The house is 100 years old.   I've lifted the lino and found Kauri flooring.  Some boards have been attacked by borers.  What is the best way to fill borer holes (just the holes - I don't want to fill the cracks where the T&G meet).  I am thinking of staining or painting the floor afterwards.

----------


## Cecile

The only thing I can say is to make sure the borer isn't active before you attempt anything.  As for what to fill them with, there will be others here with good advice.  Good luck.

----------


## centralbeak

The borers have long since gone on vacation. I think they ate the sap wood about 99 years ago when the floor was new.

----------


## Dusty

Being Kauri,  I'd look at replacing as many boards as you can rather than filling. I've often found over the years that Borer really go to town on Kauri and eat quite a fair bit of the board (more so than what they do with, say, Baltic). 
But, if you do wish to go ahead with filling my recommendation is definitely with Timbermate putty, probably in their Brushbox colour.
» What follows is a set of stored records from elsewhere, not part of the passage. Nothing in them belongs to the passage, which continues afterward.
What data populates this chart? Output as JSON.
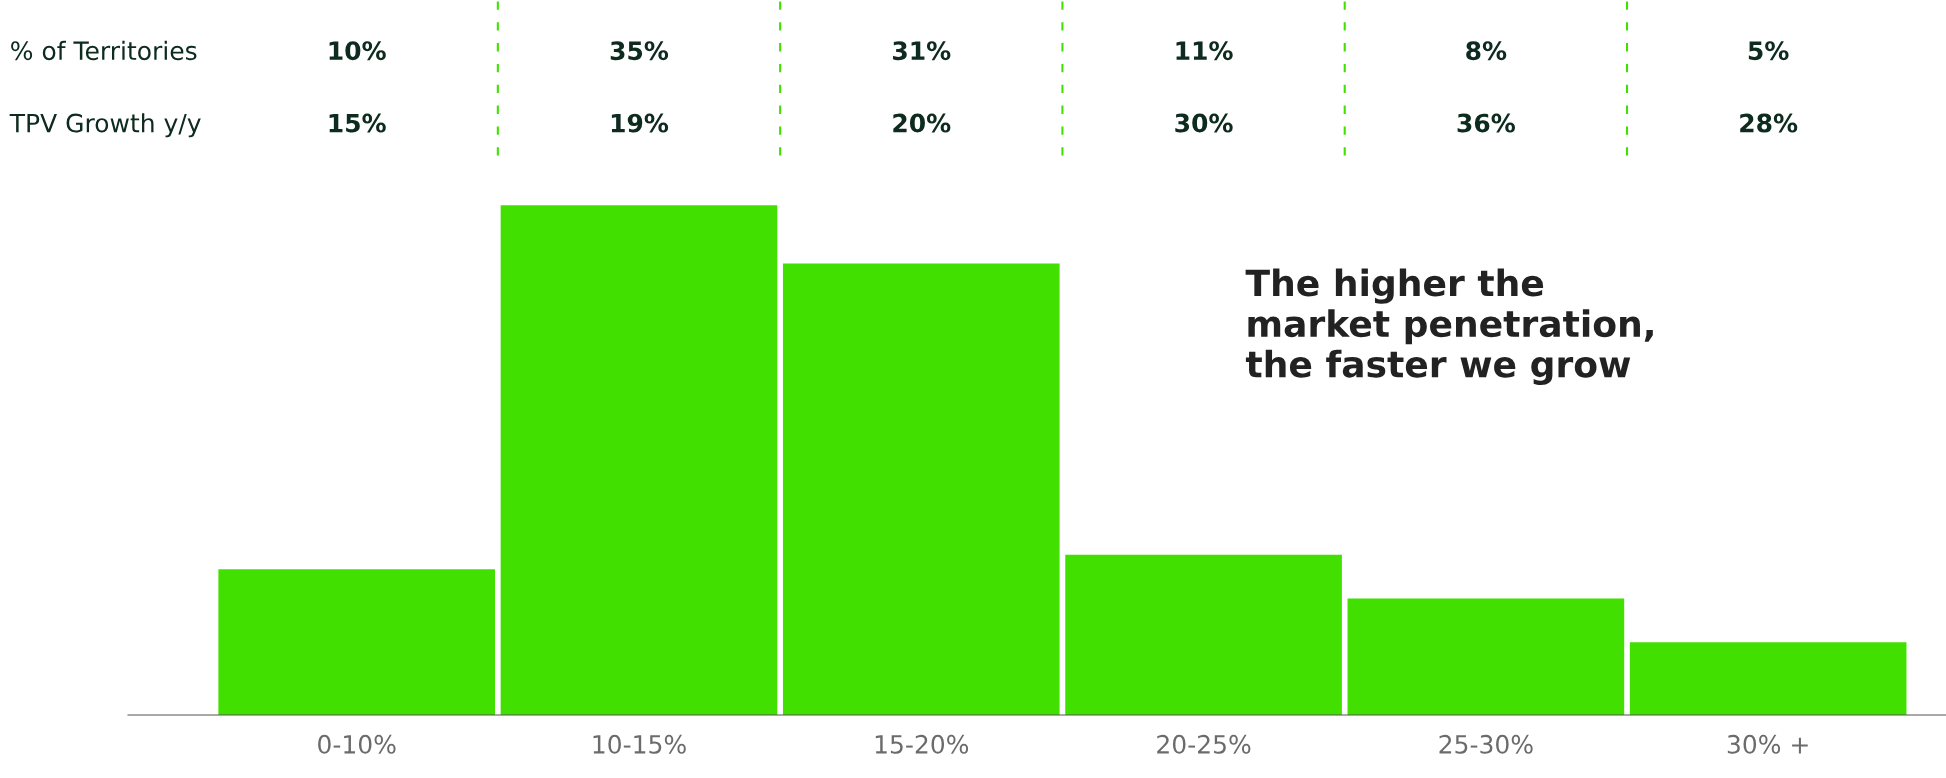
{
  "chart_data": {
    "type": "bar",
    "categories": [
      "0-10%",
      "10-15%",
      "15-20%",
      "20-25%",
      "25-30%",
      "30% +"
    ],
    "series": [
      {
        "name": "% of Territories",
        "color": "#41e000",
        "values": [
          10,
          35,
          31,
          11,
          8,
          5
        ],
        "value_labels": [
          "10%",
          "35%",
          "31%",
          "11%",
          "8%",
          "5%"
        ]
      }
    ],
    "annotations": [
      "TPV Growth y/y",
      "15%",
      "19%",
      "20%",
      "30%",
      "36%",
      "28%",
      "The higher the\nmarket penetration,\nthe faster we grow"
    ],
    "grid": false,
    "legend": false
  }
}
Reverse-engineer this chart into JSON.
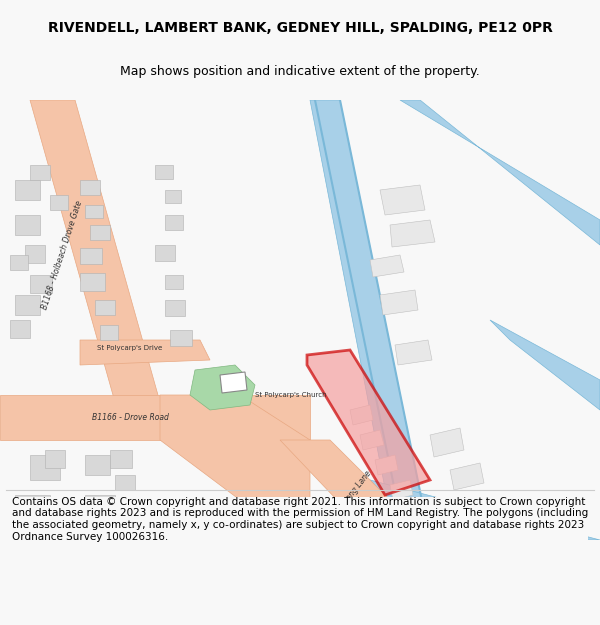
{
  "title": "RIVENDELL, LAMBERT BANK, GEDNEY HILL, SPALDING, PE12 0PR",
  "subtitle": "Map shows position and indicative extent of the property.",
  "footer": "Contains OS data © Crown copyright and database right 2021. This information is subject to Crown copyright and database rights 2023 and is reproduced with the permission of HM Land Registry. The polygons (including the associated geometry, namely x, y co-ordinates) are subject to Crown copyright and database rights 2023 Ordnance Survey 100026316.",
  "bg_color": "#f8f8f8",
  "map_bg": "#ffffff",
  "road_salmon": "#f5c4a8",
  "road_salmon_border": "#e8a882",
  "canal_blue": "#a8d0e8",
  "canal_blue_dark": "#7ab8d8",
  "building_gray": "#d8d8d8",
  "building_outline": "#b0b0b0",
  "green_patch": "#a8d8a8",
  "property_red": "#cc0000",
  "property_fill": "#f5a0a0",
  "text_color": "#333333",
  "title_fontsize": 10,
  "subtitle_fontsize": 9,
  "footer_fontsize": 7.5
}
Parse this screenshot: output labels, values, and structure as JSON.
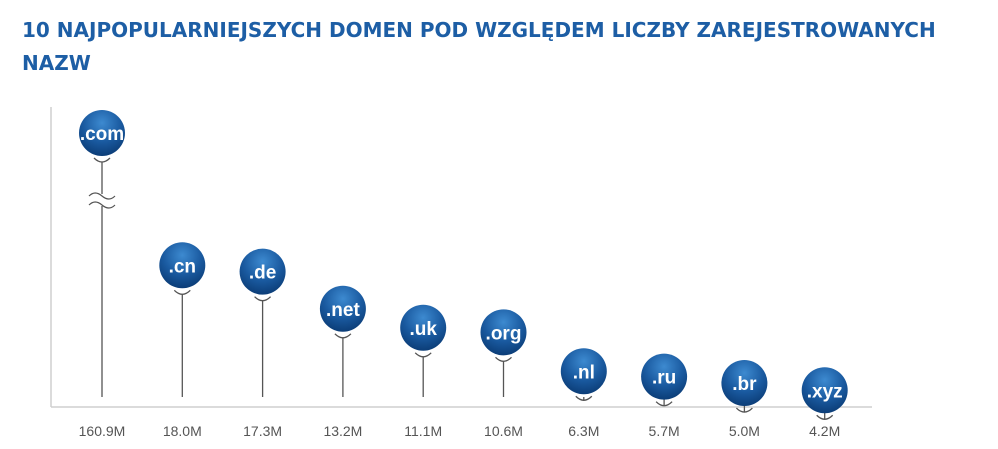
{
  "title": "10 NAJPOPULARNIEJSZYCH DOMEN POD WZGLĘDEM LICZBY ZAREJESTROWANYCH NAZW",
  "colors": {
    "title": "#1d5ea5",
    "bubble_light": "#2f7cc4",
    "bubble_dark": "#0b3d78",
    "stem": "#555555",
    "axis": "#cfcfcf"
  },
  "chart_data": {
    "type": "scatter",
    "title": "10 NAJPOPULARNIEJSZYCH DOMEN POD WZGLĘDEM LICZBY ZAREJESTROWANYCH NAZW",
    "categories": [
      ".com",
      ".cn",
      ".de",
      ".net",
      ".uk",
      ".org",
      ".nl",
      ".ru",
      ".br",
      ".xyz"
    ],
    "values": [
      160.9,
      18.0,
      17.3,
      13.2,
      11.1,
      10.6,
      6.3,
      5.7,
      5.0,
      4.2
    ],
    "value_labels": [
      "160.9M",
      "18.0M",
      "17.3M",
      "13.2M",
      "11.1M",
      "10.6M",
      "6.3M",
      "5.7M",
      "5.0M",
      "4.2M"
    ],
    "unit": "M",
    "axis_break": true,
    "grid": false,
    "legend": "none"
  }
}
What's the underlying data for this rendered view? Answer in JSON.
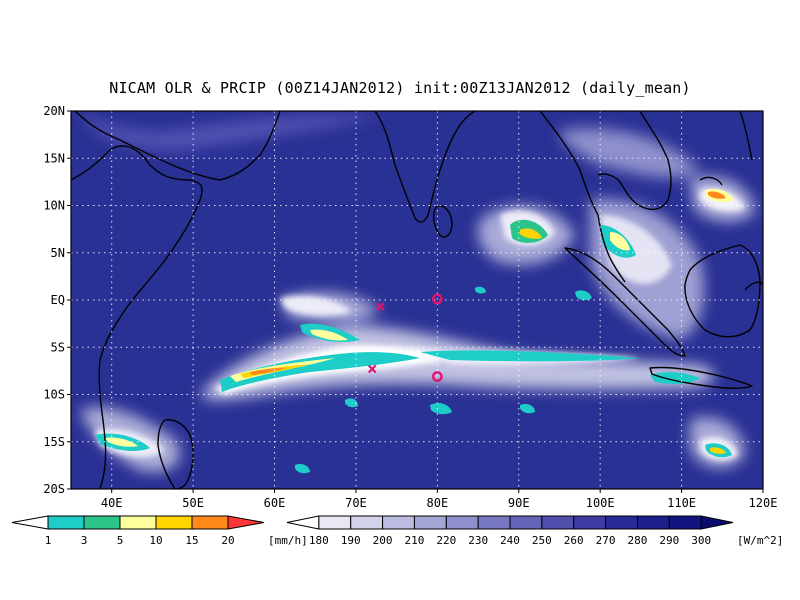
{
  "title": "NICAM OLR & PRCIP (00Z14JAN2012) init:00Z13JAN2012 (daily_mean)",
  "map": {
    "lon_range": [
      35,
      120
    ],
    "lat_range": [
      -20,
      20
    ],
    "lon_ticks": [
      {
        "value": 40,
        "label": "40E"
      },
      {
        "value": 50,
        "label": "50E"
      },
      {
        "value": 60,
        "label": "60E"
      },
      {
        "value": 70,
        "label": "70E"
      },
      {
        "value": 80,
        "label": "80E"
      },
      {
        "value": 90,
        "label": "90E"
      },
      {
        "value": 100,
        "label": "100E"
      },
      {
        "value": 110,
        "label": "110E"
      },
      {
        "value": 120,
        "label": "120E"
      }
    ],
    "lat_ticks": [
      {
        "value": 20,
        "label": "20N"
      },
      {
        "value": 15,
        "label": "15N"
      },
      {
        "value": 10,
        "label": "10N"
      },
      {
        "value": 5,
        "label": "5N"
      },
      {
        "value": 0,
        "label": "EQ"
      },
      {
        "value": -5,
        "label": "5S"
      },
      {
        "value": -10,
        "label": "10S"
      },
      {
        "value": -15,
        "label": "15S"
      },
      {
        "value": -20,
        "label": "20S"
      }
    ],
    "grid": "dotted",
    "background_color": "#2a3194",
    "markers": [
      {
        "type": "x",
        "lon": 73,
        "lat": -0.7,
        "color": "#e0146e"
      },
      {
        "type": "o",
        "lon": 80,
        "lat": 0.1,
        "color": "#e0146e"
      },
      {
        "type": "x",
        "lon": 72,
        "lat": -7.3,
        "color": "#e0146e"
      },
      {
        "type": "o",
        "lon": 80,
        "lat": -8.1,
        "color": "#e0146e"
      }
    ]
  },
  "precip_colorbar": {
    "unit": "[mm/h]",
    "colors": [
      "#ffffff",
      "#1ecdc8",
      "#2bc58a",
      "#ffff9e",
      "#ffd400",
      "#ff8a1a",
      "#ff3636"
    ],
    "ticks": [
      "1",
      "3",
      "5",
      "10",
      "15",
      "20"
    ]
  },
  "olr_colorbar": {
    "unit": "[W/m^2]",
    "colors": [
      "#ffffff",
      "#e8e8f5",
      "#d2d2eb",
      "#bcbce1",
      "#a5a5d6",
      "#8f8fcc",
      "#7878c2",
      "#6363b7",
      "#4f4fad",
      "#3c3ca2",
      "#2a2a98",
      "#1d1d8c",
      "#141480",
      "#0c0c70"
    ],
    "ticks": [
      "180",
      "190",
      "200",
      "210",
      "220",
      "230",
      "240",
      "250",
      "260",
      "270",
      "280",
      "290",
      "300"
    ]
  }
}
Mix it into a paste, about the consistency of toothpaste and spread it in during and throughout the sanding and finishing process. 
The down side to filling borer holes, is that the holes and pattens from where the Borer were are not that deep and therefore the putty is prone to popping out not long after it's all been done and finished, which can be disappointing.  This is more likely to happen if there is any flex or bounce in the sub-floor or the boards themselves, which is why I'd rather look at replacing as many as possible rather than just filling.

----------


## centralbeak

Thanks Dusty - take your point about replacing as many boards as possible.  I'll see how I go.

----------